Pelajaran bahasa Inggris semakin ditekankan supaya pelajar Jepang sanggup lebih siap bergaul dengan kalangan internasional. Kebijaksanaan PM Jepang Shinzo Abe ingin sebanyak mungkin pelajar Jepang pergi berguru atau internship ke luar negeri sehingga wawasan anak muda Jepang jadi luas nantinya, wawasan internasional.
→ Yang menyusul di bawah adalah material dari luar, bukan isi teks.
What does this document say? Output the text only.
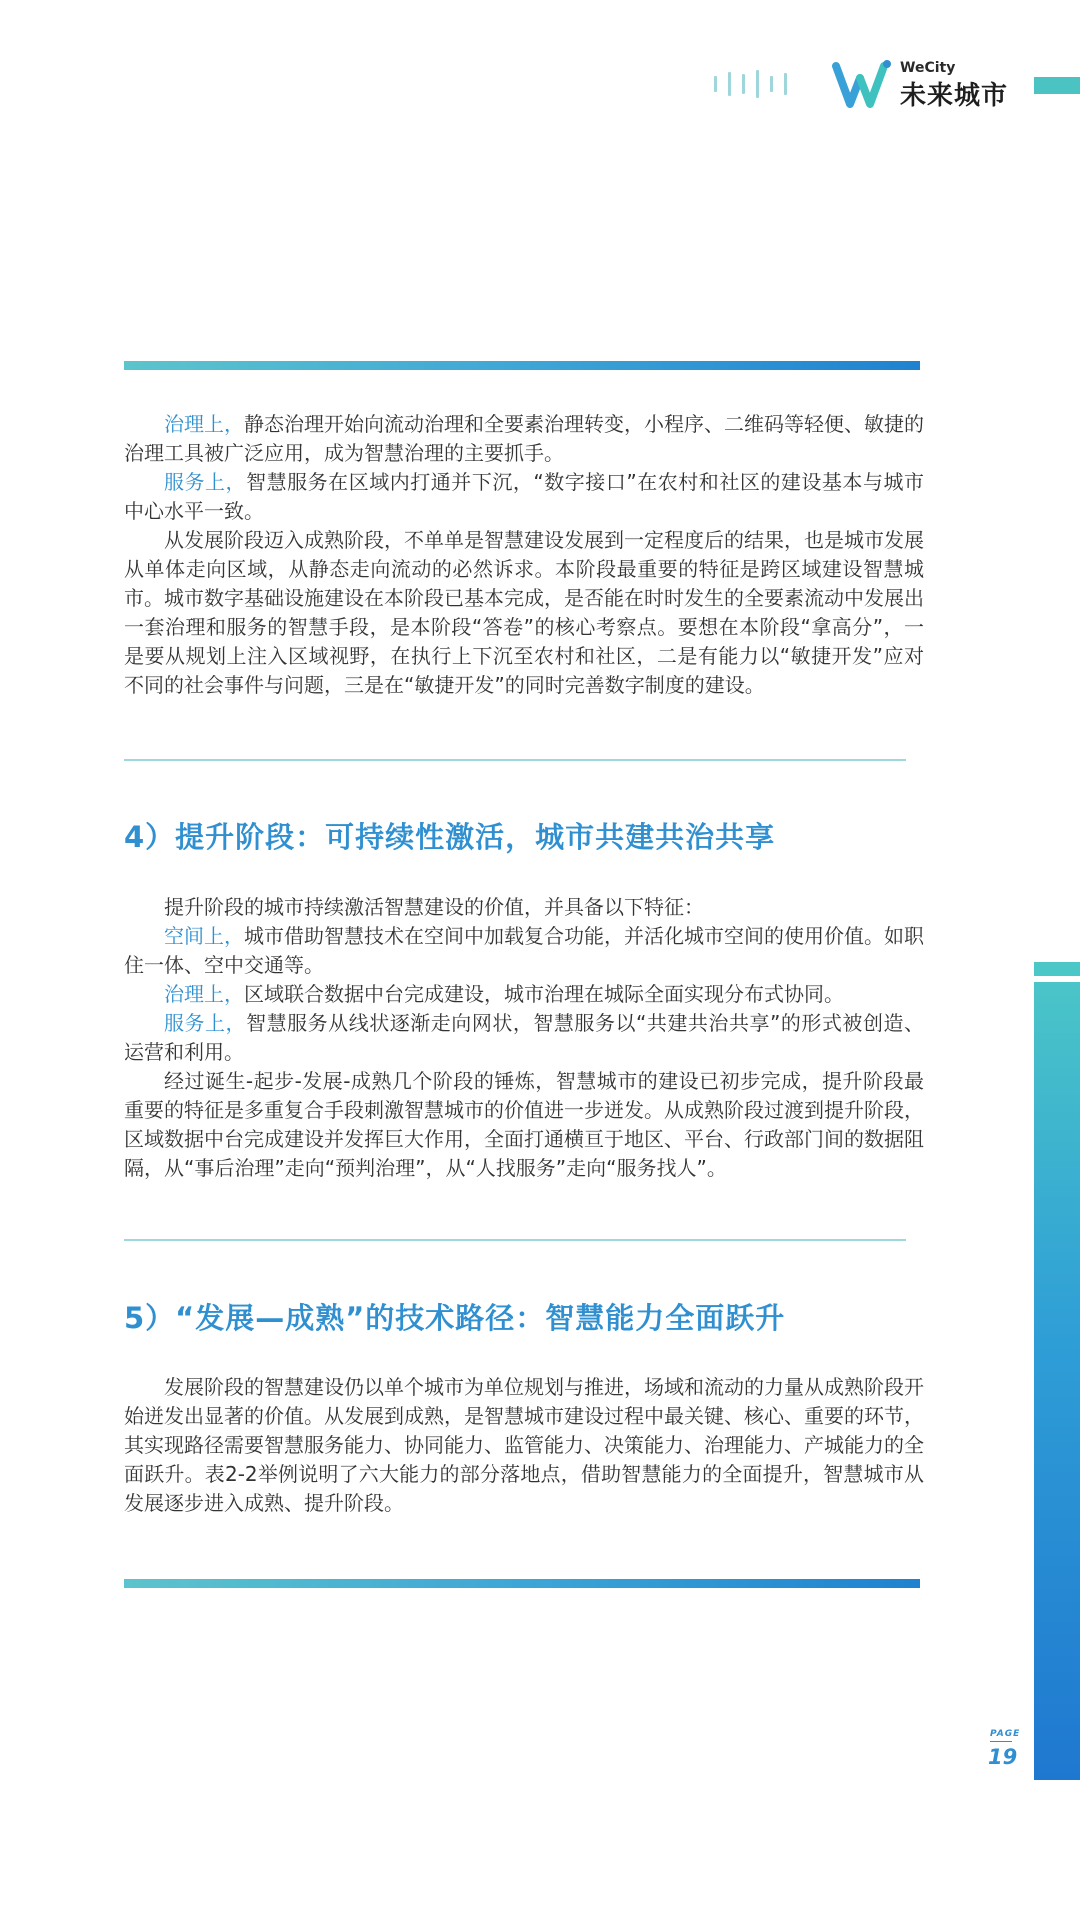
WeCity
未来城市

治理上，静态治理开始向流动治理和全要素治理转变，小程序、二维码等轻便、敏捷的治理工具被广泛应用，成为智慧治理的主要抓手。

服务上，智慧服务在区域内打通并下沉，“数字接口”在农村和社区的建设基本与城市中心水平一致。

从发展阶段迈入成熟阶段，不单单是智慧建设发展到一定程度后的结果，也是城市发展从单体走向区域，从静态走向流动的必然诉求。本阶段最重要的特征是跨区域建设智慧城市。城市数字基础设施建设在本阶段已基本完成，是否能在时时发生的全要素流动中发展出一套治理和服务的智慧手段，是本阶段“答卷”的核心考察点。要想在本阶段“拿高分”，一是要从规划上注入区域视野，在执行上下沉至农村和社区，二是有能力以“敏捷开发”应对不同的社会事件与问题，三是在“敏捷开发”的同时完善数字制度的建设。

4）提升阶段：可持续性激活，城市共建共治共享

提升阶段的城市持续激活智慧建设的价值，并具备以下特征：

空间上，城市借助智慧技术在空间中加载复合功能，并活化城市空间的使用价值。如职住一体、空中交通等。

治理上，区域联合数据中台完成建设，城市治理在城际全面实现分布式协同。

服务上，智慧服务从线状逐渐走向网状，智慧服务以“共建共治共享”的形式被创造、运营和利用。

经过诞生-起步-发展-成熟几个阶段的锤炼，智慧城市的建设已初步完成，提升阶段最重要的特征是多重复合手段刺激智慧城市的价值进一步迸发。从成熟阶段过渡到提升阶段，区域数据中台完成建设并发挥巨大作用，全面打通横亘于地区、平台、行政部门间的数据阻隔，从“事后治理”走向“预判治理”，从“人找服务”走向“服务找人”。

5）“发展—成熟”的技术路径：智慧能力全面跃升

发展阶段的智慧建设仍以单个城市为单位规划与推进，场域和流动的力量从成熟阶段开始迸发出显著的价值。从发展到成熟，是智慧城市建设过程中最关键、核心、重要的环节，其实现路径需要智慧服务能力、协同能力、监管能力、决策能力、治理能力、产城能力的全面跃升。表2-2举例说明了六大能力的部分落地点，借助智慧能力的全面提升，智慧城市从发展逐步进入成熟、提升阶段。

PAGE
19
Kyoukasho atau buku pelajaran Jepang dibagikan gratis oleh pemerintah Jepang dengan aneka macam perbaikan. Kalau doloe sejarah hitam Jepang dengan penjajahannya berusaha tidak dimunculkan, sekarang sejarah Jepang sudah meliputi apa adanya, menuliskan sesuai sejarah di masa lalu.
Pendidikan di Jepang hingga dengan Sekolah Menengah Pertama Umumnya menerima subsidi uang dari pemerintah sehingga pelajar sanggup berguru gratis. Uang untuk anak kita bukan untuk orangtuanya. Tetapi ditransfer uang ke rekening orangtuanya, buat uang sekolah, beli makanan, transportasi sekolah dan sebagainya keperluan si anak.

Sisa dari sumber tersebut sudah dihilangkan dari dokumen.